There are many reasons why older people tend to win primary elections and obtain a seat on the ballot; one is that primaries tend to have voters that overrepresent older populations. In both Republican and Democratic primaries, younger people are underrepresented relative to their district demographics. A solution to this issue would be for more young people to exercise their right to vote in primary elections. Many statesRhode Island being the most recent — even allow seventeen-year-olds turning eighteen in time for the general election to vote in primaries. Young people should take advantage of this opportunity and vote for younger representatives in primary elections. 

Incumbency and the advantage of experience also lead to older people dominating the American government. While Joe Biden, for example, is the oldest sitting president in U.S. history, he has also been an active politician since his early days. In fact, his notorious age is ironic when juxtaposed with the fact that he was also one of the youngest U.S. senators ever elected when he won a seat in Delaware at the age of 29. Because of his nearly unbeatable experience, party leaders might be more encouraged to endorse him as a candidate. It seems highly unlikely to me that any other Democrat could have won the primary election in any state this year, since Biden benefits from being the incumbent.
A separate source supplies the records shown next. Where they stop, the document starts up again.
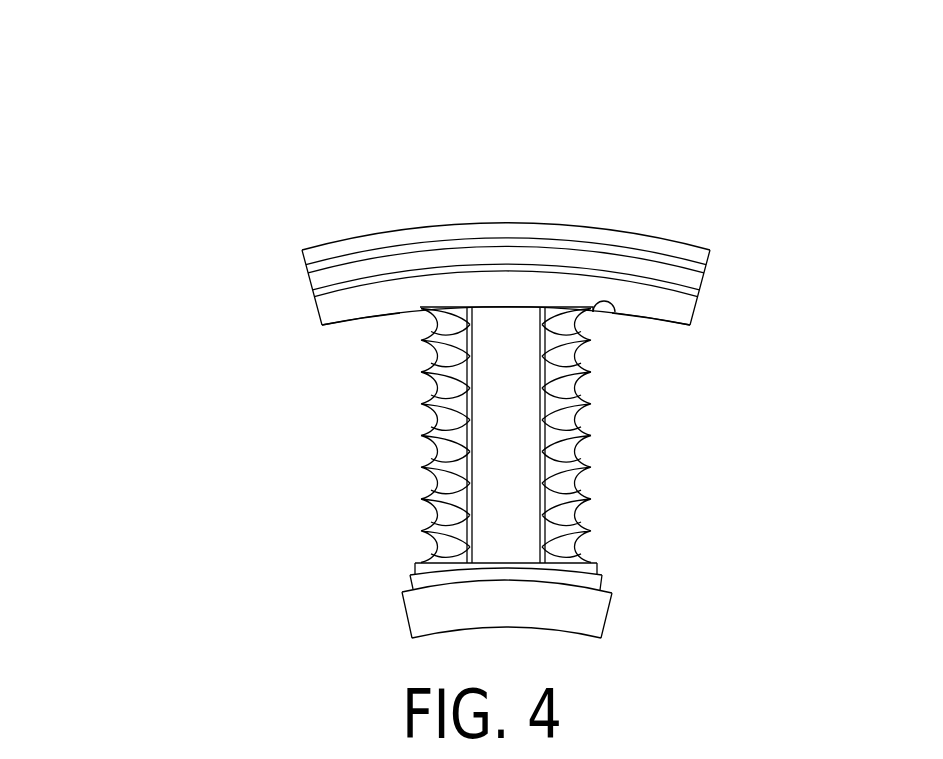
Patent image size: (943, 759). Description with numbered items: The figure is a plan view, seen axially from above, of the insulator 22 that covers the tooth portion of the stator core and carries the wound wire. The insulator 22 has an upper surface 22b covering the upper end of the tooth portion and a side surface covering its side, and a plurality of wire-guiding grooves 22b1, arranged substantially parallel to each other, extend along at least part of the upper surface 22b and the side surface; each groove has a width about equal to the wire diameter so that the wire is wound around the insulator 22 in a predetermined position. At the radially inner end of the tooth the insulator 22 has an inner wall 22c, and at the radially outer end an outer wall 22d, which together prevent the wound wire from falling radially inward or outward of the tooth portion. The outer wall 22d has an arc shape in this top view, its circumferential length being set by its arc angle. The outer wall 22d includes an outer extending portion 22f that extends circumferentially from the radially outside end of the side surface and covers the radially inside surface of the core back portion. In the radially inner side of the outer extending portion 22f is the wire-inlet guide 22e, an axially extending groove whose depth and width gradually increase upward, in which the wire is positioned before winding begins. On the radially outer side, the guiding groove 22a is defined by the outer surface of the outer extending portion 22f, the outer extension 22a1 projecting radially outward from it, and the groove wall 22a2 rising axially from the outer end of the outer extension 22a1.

The insulator 22 is at (173, 65).
The guiding groove 22a is at (687, 278).
The outer extension 22a1 is at (355, 247).
The groove wall 22a2 is at (705, 284).
The upper surface 22b is at (515, 345).
The wire-guiding grooves 22b1 is at (440, 426).
The inner wall 22c is at (448, 612).
The outer wall 22d is at (360, 303).
The wire-inlet guide 22e is at (610, 313).
The outer extending portion 22f is at (372, 320).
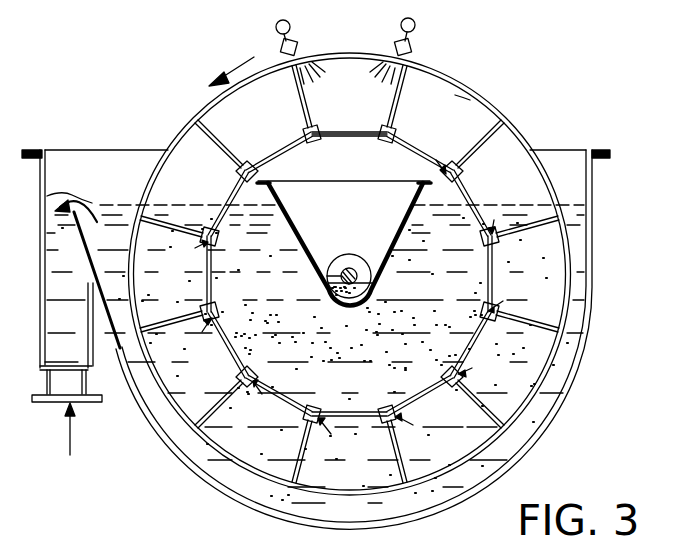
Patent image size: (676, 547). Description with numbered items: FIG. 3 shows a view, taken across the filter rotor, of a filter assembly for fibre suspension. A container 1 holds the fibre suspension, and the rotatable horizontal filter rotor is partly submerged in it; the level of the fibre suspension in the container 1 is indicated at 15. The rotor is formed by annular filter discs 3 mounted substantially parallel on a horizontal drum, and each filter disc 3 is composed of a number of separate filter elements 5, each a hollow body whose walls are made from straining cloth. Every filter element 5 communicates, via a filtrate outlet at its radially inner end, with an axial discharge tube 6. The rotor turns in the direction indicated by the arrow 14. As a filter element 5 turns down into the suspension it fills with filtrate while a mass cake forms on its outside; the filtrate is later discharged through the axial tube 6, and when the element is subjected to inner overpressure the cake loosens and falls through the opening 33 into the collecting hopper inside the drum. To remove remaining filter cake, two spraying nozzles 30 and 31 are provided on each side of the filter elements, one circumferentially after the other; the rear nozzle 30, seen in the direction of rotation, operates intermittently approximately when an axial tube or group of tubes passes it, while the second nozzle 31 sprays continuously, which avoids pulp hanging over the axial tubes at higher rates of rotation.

The container 1 is at (222, 494).
The annular filter disc 3 is at (453, 78).
The filter element 5 is at (455, 95).
The axial discharge tube 6 is at (377, 142).
The arrow 14 is at (254, 57).
The level of the fibre suspension 15 is at (509, 208).
The spraying nozzle 30 is at (415, 25).
The spraying nozzle 31 is at (275, 27).
The opening 33 is at (339, 108).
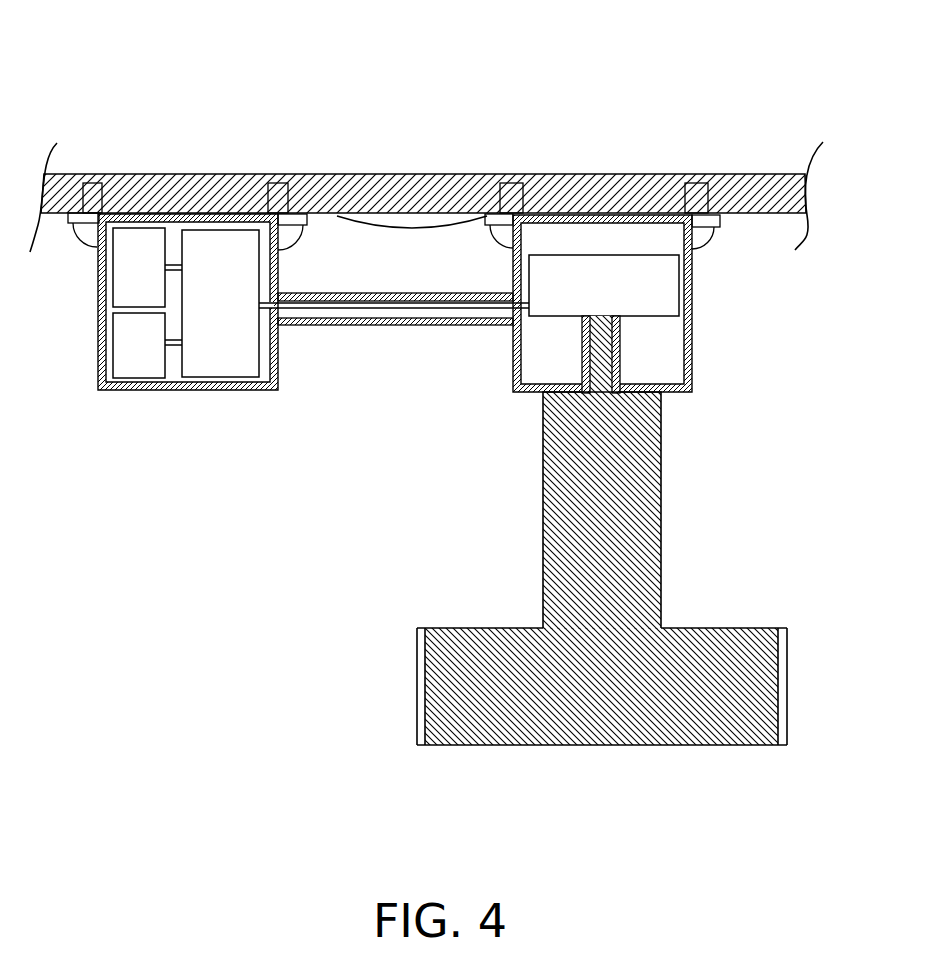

So, despite many complaints about his age, it doesn’t really seem like people are willing to do anything about it.

Instead of complaining about the age of many established U.S. politicians, especially ahead of the presidential election in November, I believe that people should exercise their right to vote in all elections, including smaller, local elections. While can be easy to ignore virtually any election besides the general presidential election, raising the voter turnout in primary elections could mean seeing candidates on our ballots who represent the demographic reality of our nation without attempting to make democratically questionable amendments to the U.S. Constitution.